Only vision or lidar can address an issue like this, and cars weren't really shipping with lidar back then.

Newer Teslas with HW4 and FSD would handle this better. HW3 and FSD might not reliably handle it, but its hard to say.

Edit: and even today on HW4 car, AP would probably fail here like this story. Its just not meant for this and is very very old at this point.

[–] Jason2357@lemmy.ca 2 points 2 days ago

Yes, radar was found to be useless at highway speeds for stationary objects because if it responded to such events, you get sudden, emergency "ghost braking." Radar is so low resolution, it cannot tell the difference between the back of a tractor trailer and a large sign or overpass.

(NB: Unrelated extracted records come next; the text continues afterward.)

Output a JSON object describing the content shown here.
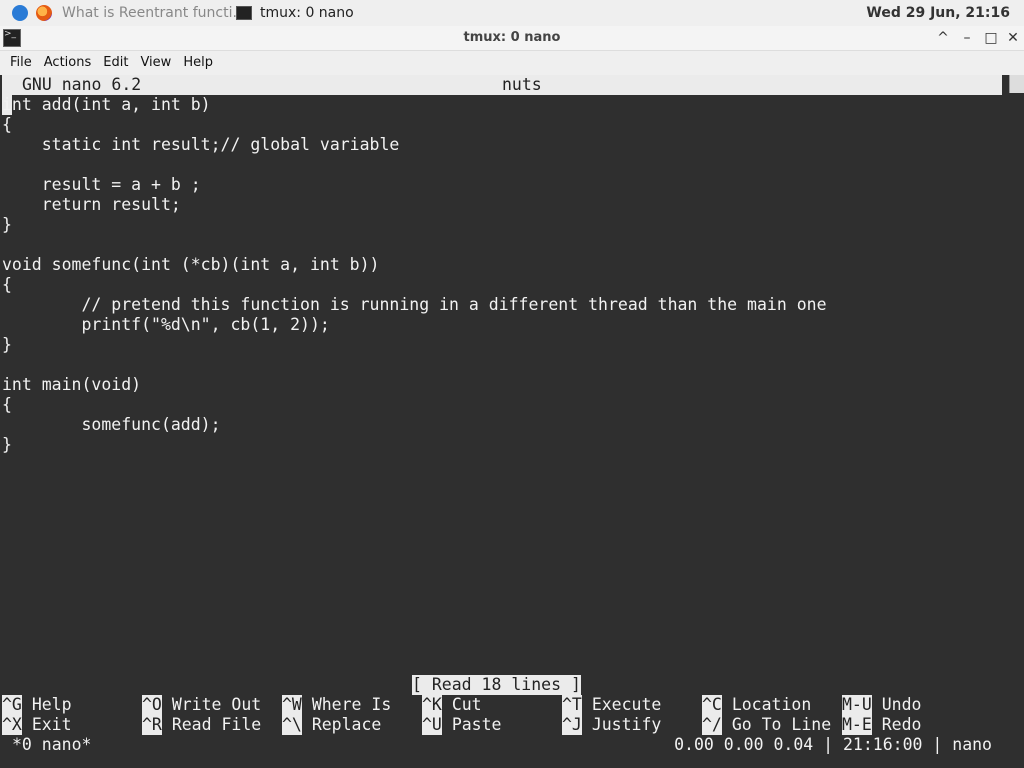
{
  "taskbar": {
    "firefox_task": "What is Reentrant functi...",
    "tmux_task": "tmux: 0 nano",
    "clock": "Wed 29 Jun, 21:16"
  },
  "window": {
    "title": "tmux: 0 nano",
    "buttons": {
      "up": "^",
      "minimize": "–",
      "maximize": "□",
      "close": "✕"
    }
  },
  "menu": [
    "File",
    "Actions",
    "Edit",
    "View",
    "Help"
  ],
  "nano": {
    "version": "GNU nano 6.2",
    "filename": "nuts",
    "code_lines": [
      "int add(int a, int b)",
      "{",
      "    static int result;// global variable",
      "",
      "    result = a + b ;",
      "    return result;",
      "}",
      "",
      "void somefunc(int (*cb)(int a, int b))",
      "{",
      "        // pretend this function is running in a different thread than the main one",
      "        printf(\"%d\\n\", cb(1, 2));",
      "}",
      "",
      "int main(void)",
      "{",
      "        somefunc(add);",
      "}"
    ],
    "status_message": "[ Read 18 lines ]",
    "shortcuts_row1": [
      {
        "key": "^G",
        "label": "Help"
      },
      {
        "key": "^O",
        "label": "Write Out"
      },
      {
        "key": "^W",
        "label": "Where Is"
      },
      {
        "key": "^K",
        "label": "Cut"
      },
      {
        "key": "^T",
        "label": "Execute"
      },
      {
        "key": "^C",
        "label": "Location"
      },
      {
        "key": "M-U",
        "label": "Undo"
      }
    ],
    "shortcuts_row2": [
      {
        "key": "^X",
        "label": "Exit"
      },
      {
        "key": "^R",
        "label": "Read File"
      },
      {
        "key": "^\\",
        "label": "Replace"
      },
      {
        "key": "^U",
        "label": "Paste"
      },
      {
        "key": "^J",
        "label": "Justify"
      },
      {
        "key": "^/",
        "label": "Go To Line"
      },
      {
        "key": "M-E",
        "label": "Redo"
      }
    ]
  },
  "tmux": {
    "window_label": "*0 nano*",
    "right_status": "0.00 0.00 0.04 | 21:16:00 | nano"
  }
}
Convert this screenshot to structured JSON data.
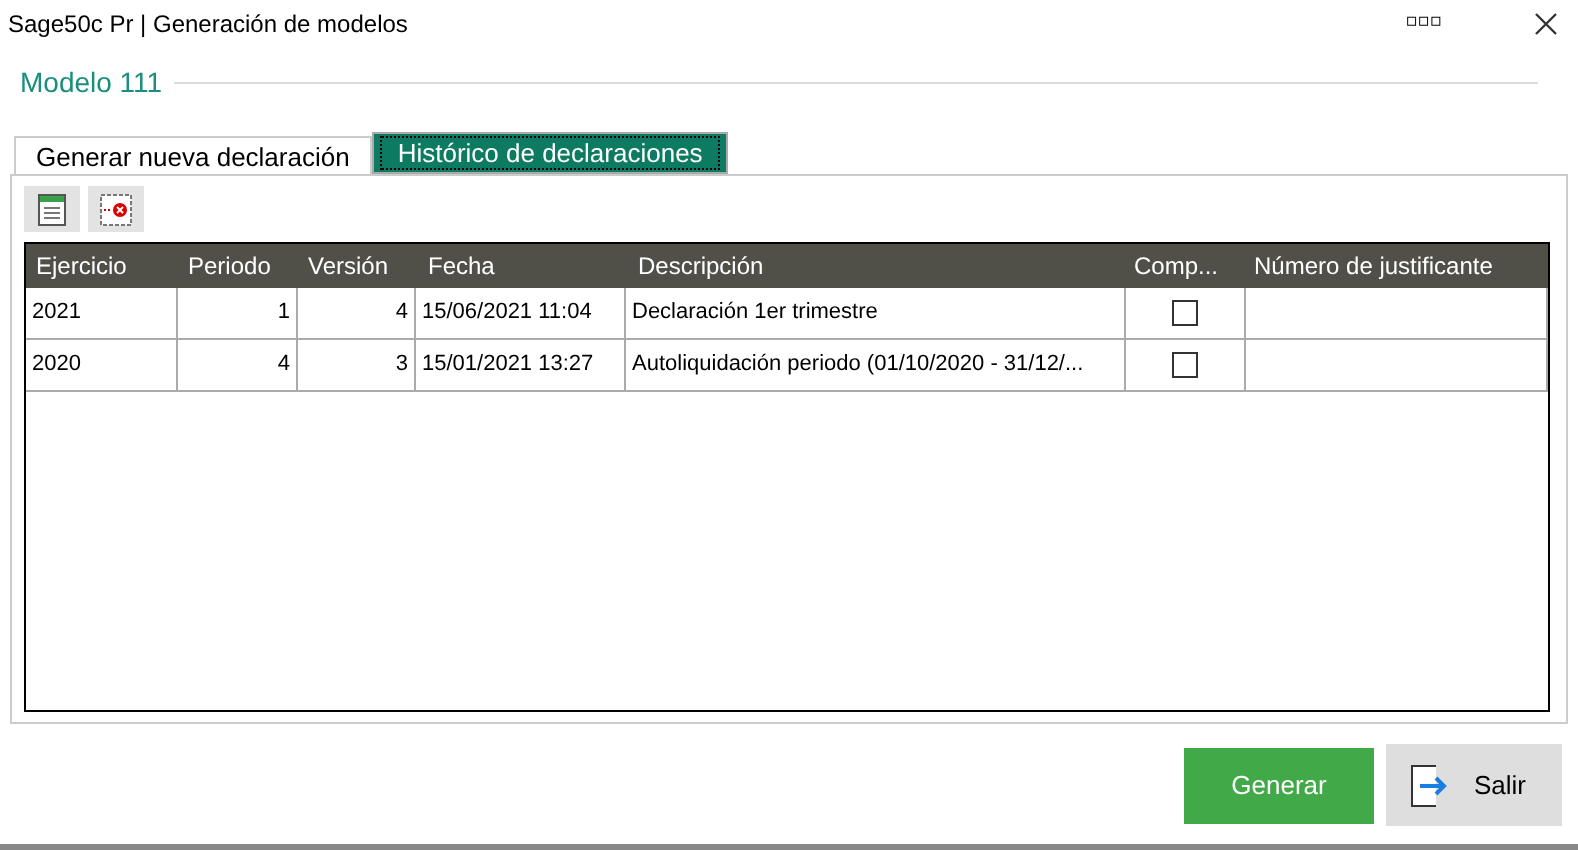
{
  "window": {
    "title": "Sage50c Pr | Generación de modelos",
    "more": "▫▫▫"
  },
  "section": {
    "title": "Modelo 111"
  },
  "tabs": [
    {
      "label": "Generar nueva declaración",
      "selected": false
    },
    {
      "label": "Histórico de declaraciones",
      "selected": true
    }
  ],
  "table": {
    "columns": [
      "Ejercicio",
      "Periodo",
      "Versión",
      "Fecha",
      "Descripción",
      "Comp...",
      "Número de justificante"
    ],
    "rows": [
      {
        "ejercicio": "2021",
        "periodo": "1",
        "version": "4",
        "fecha": "15/06/2021 11:04",
        "descripcion": "Declaración 1er trimestre",
        "checked": false,
        "justificante": ""
      },
      {
        "ejercicio": "2020",
        "periodo": "4",
        "version": "3",
        "fecha": "15/01/2021 13:27",
        "descripcion": "Autoliquidación periodo (01/10/2020 - 31/12/...",
        "checked": false,
        "justificante": ""
      }
    ]
  },
  "buttons": [
    {
      "kind": "primary",
      "label": "Generar"
    },
    {
      "kind": "exit",
      "label": "Salir"
    }
  ]
}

[–] AwesomeLowlander@sh.itjust.works 1 points 3 days ago (2 children)

The point was to illustrate the failure of the visual system from way back then. And considering the price point of Teslas, the fact they still don't have lidar today is criminal.

[–] nulluser@lemmy.world 1 points 3 days ago (1 children)

the fact they still don’t have lidar today is criminal.

That would require the muskrat to experience a moment of self reflection and admit he was wrong about something.

[–] Jason2357@lemmy.ca 1 points 2 days ago* (last edited 2 days ago)

The fact that American trucks and SUVs don't have forward facing cameras that activate at slow speeds to prevent driving over kids hidden in their insane blind spots while navigating parking lots and driveways should be criminal. The headlight situation as well (Europe is actually doing something, fwiw). We also had external airbag tech to prevent pedestrian deaths decades ago and with modern vision systems they could be incredibly cheap and highly reliable today, but its not criminal to ignore that tech.

They even fought seatbelt requirements for gods sake. The auto industry are depraved. Let's not give any of them a pass.

Edit: I can't help but add that everything above is so damned cheap it would be a rounding error on a vehicles manufacturing cost and wouldn't impact their shitty "design goals and styling" one iota. I'm not even suggesting changing the shape or size of them here.

[–] NotMyOldRedditName@lemmy.world 0 points 3 days ago* (last edited 3 days ago) (1 children)

The point is that no consumer system on the road back then would have reliably prevented that incident, and it is better today.

Edit: to clarify, youre trying to say it isnt even basic because back then it failed at something everything would have failed at.

[–] AwesomeLowlander@sh.itjust.works 2 points 3 days ago (1 children)

it failed at something everything would have failed at.

Lidar first started getting deployed commercially in cars in 2017.

it is better today.

Teslas are still using the same sensors today that they were back then.

[–] NotMyOldRedditName@lemmy.world 1 points 3 days ago* (last edited 3 days ago)

Maybe there was 1 or 2 consumer cars in 2017, but it wasn't normal, hence my earlier comment. They were all typically radar and vision.

Its still vision yes, but the cameras were upgraded in HW4 vehicles.

Edit: i should clarify, for the typical brands people could buy in north America. I actually have no idea what Chinese cars had in them back then.